À Thomas F. Bayard, du Delaware :

Monsieur — j’ai lu votre lettre au révérend Lyman Abbott, dans laquelle vous exprimez l’opinion qu’il est possible pour un homme d’être un législateur (en vertu de la Constitution des États-Unis) tout en demeurant un honnête homme.

Cette proposition implique que vous soutenez qu’il est possible que quelque quatre cents hommes puissent, par un procédé ou un autre, devenir investis du droit de faire leurs propres lois — c’est à dire, des lois entièrement de leur propre conception, et donc nécessairement distinctes du Droit naturel, des principes de justice naturelle ; et que ces lois de leur propre conception seraient réellement et véritablement obligatoires pour la population des États-Unis ; et que, par conséquent, cette population puisse être légitimement contrainte à leur obéir.

Tout ceci implique que vous êtes d’avis que le Congrès des États-Unis, dont vous êtes membre, aurait, par un procédé ou un autre, obtenu un certain droit de domination arbitraire sur le peuple des États-Unis ; ce droit de domination arbitraire ne provient pas du Droit naturel, et est donc nécessairement en conflit avec le Droit naturel, avec les principes de la justice naturelle, et avec les droits naturels des hommes en tant qu’individus. Tout ceci est nécessairement impliqué par l’idée que le Congrès possèderait à présent un quelconque droit de faire une quelconque loi, de sa propre conception — c’est à dire, une loi qui serait plus ou moins différente du Droit naturel, Droit naturel qu’elle ne saurait ni faire, ni défaire, ni altérer — et de la faire appliquer de force sur les habitants des États-Unis, ou une quelconque partie d’entre eux, contre leur gré.

Vous supposez que le droit de domination arbitraire — c’est à dire, le droit de faire des lois de leur propre fabrication, et contraindre autrui à leur obéir — relèverait d’une « confiance » qui aurait été déleguée à ceux qui exercent à présent le pouvoir. Vous appellez cela « la charge de responsabilité du pouvoir public ».

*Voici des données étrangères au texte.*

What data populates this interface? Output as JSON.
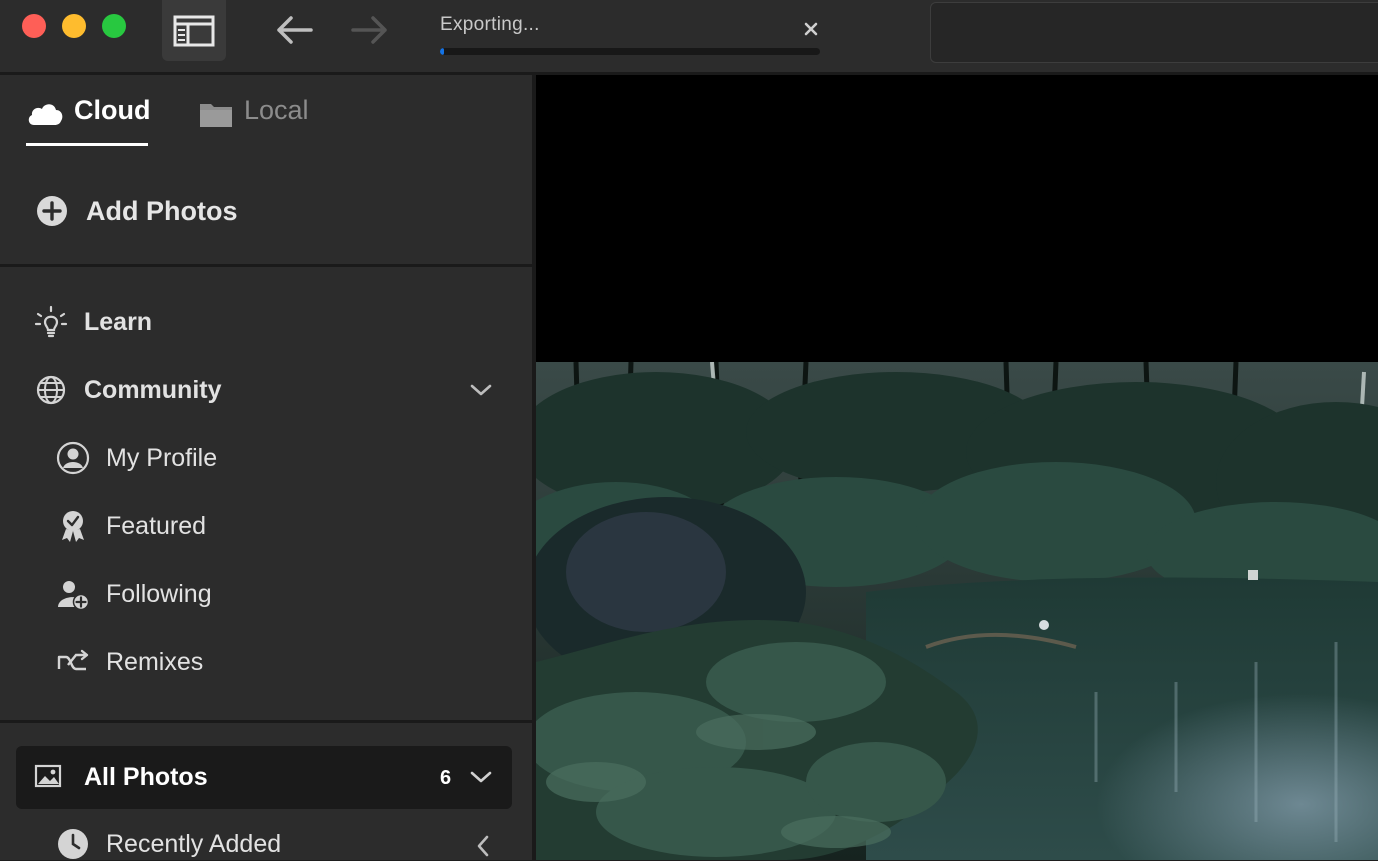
{
  "titlebar": {
    "export": {
      "label": "Exporting...",
      "progress_fraction": 0.01
    }
  },
  "sidebar": {
    "tabs": [
      {
        "label": "Cloud",
        "icon": "cloud-icon",
        "active": true
      },
      {
        "label": "Local",
        "icon": "folder-icon",
        "active": false
      }
    ],
    "add_photos_label": "Add Photos",
    "learn_label": "Learn",
    "community": {
      "label": "Community",
      "items": [
        {
          "label": "My Profile",
          "icon": "profile-icon"
        },
        {
          "label": "Featured",
          "icon": "award-icon"
        },
        {
          "label": "Following",
          "icon": "user-add-icon"
        },
        {
          "label": "Remixes",
          "icon": "remix-icon"
        }
      ]
    },
    "all_photos": {
      "label": "All Photos",
      "count": "6"
    },
    "recently_added_label": "Recently Added"
  },
  "colors": {
    "accent": "#1473e6",
    "panel_bg": "#2c2c2c",
    "close_red": "#fe5f57",
    "min_yellow": "#febc2e",
    "max_green": "#28c840"
  }
}
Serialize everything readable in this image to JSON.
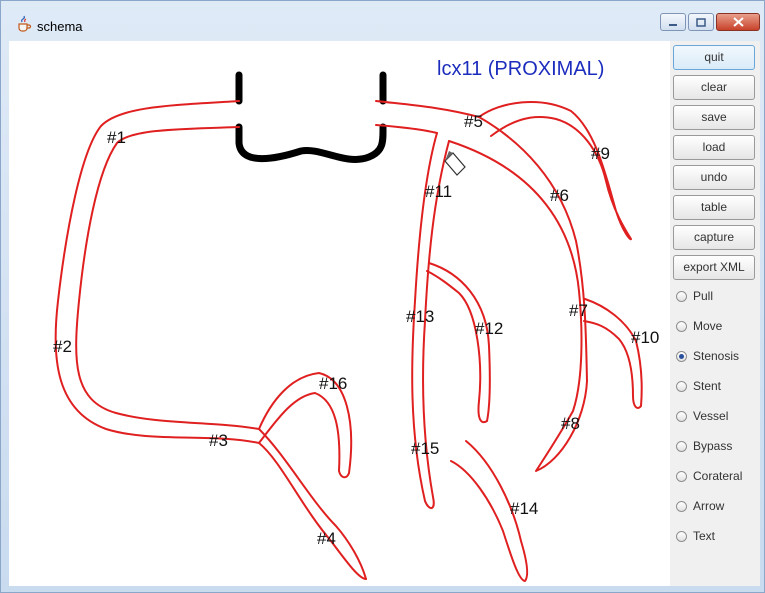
{
  "window": {
    "title": "schema",
    "icon": "java-cup-icon"
  },
  "canvas": {
    "heading": "lcx11 (PROXIMAL)",
    "heading_color": "#1c2dbe",
    "vessel_color": "#e02020",
    "segment_labels": [
      "#1",
      "#2",
      "#3",
      "#4",
      "#5",
      "#6",
      "#7",
      "#8",
      "#9",
      "#10",
      "#11",
      "#12",
      "#13",
      "#14",
      "#15",
      "#16"
    ]
  },
  "sidebar": {
    "buttons": [
      "quit",
      "clear",
      "save",
      "load",
      "undo",
      "table",
      "capture",
      "export XML"
    ],
    "modes": [
      "Pull",
      "Move",
      "Stenosis",
      "Stent",
      "Vessel",
      "Bypass",
      "Corateral",
      "Arrow",
      "Text"
    ],
    "selected_mode": "Stenosis"
  }
}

Mais, Monsieur, vous vous trompez en supposant qu’un tel pouvoir ait jamais été délégué, ou pourrait jamais être délégué, par quiconque, à quiconque.

Toute délégation de pouvoir de ce type est naturellement impossible, pour les raisons suivantes :

1. Nul homme ne peut déléguer, ou offrir à un autre homme, aucun droit de domination arbitraire sur lui-même, car ce serait s’offrir en esclavage. Et ceci, nul ne saurait le faire. Tout contrat en ce sens est nécessairement absurde, et n’a aucune validité. Appeler un tel contrat « constitution », ou d’un autre nom pompeux, ne change en rien son caractère d’absurdité et de nullité contractuelle.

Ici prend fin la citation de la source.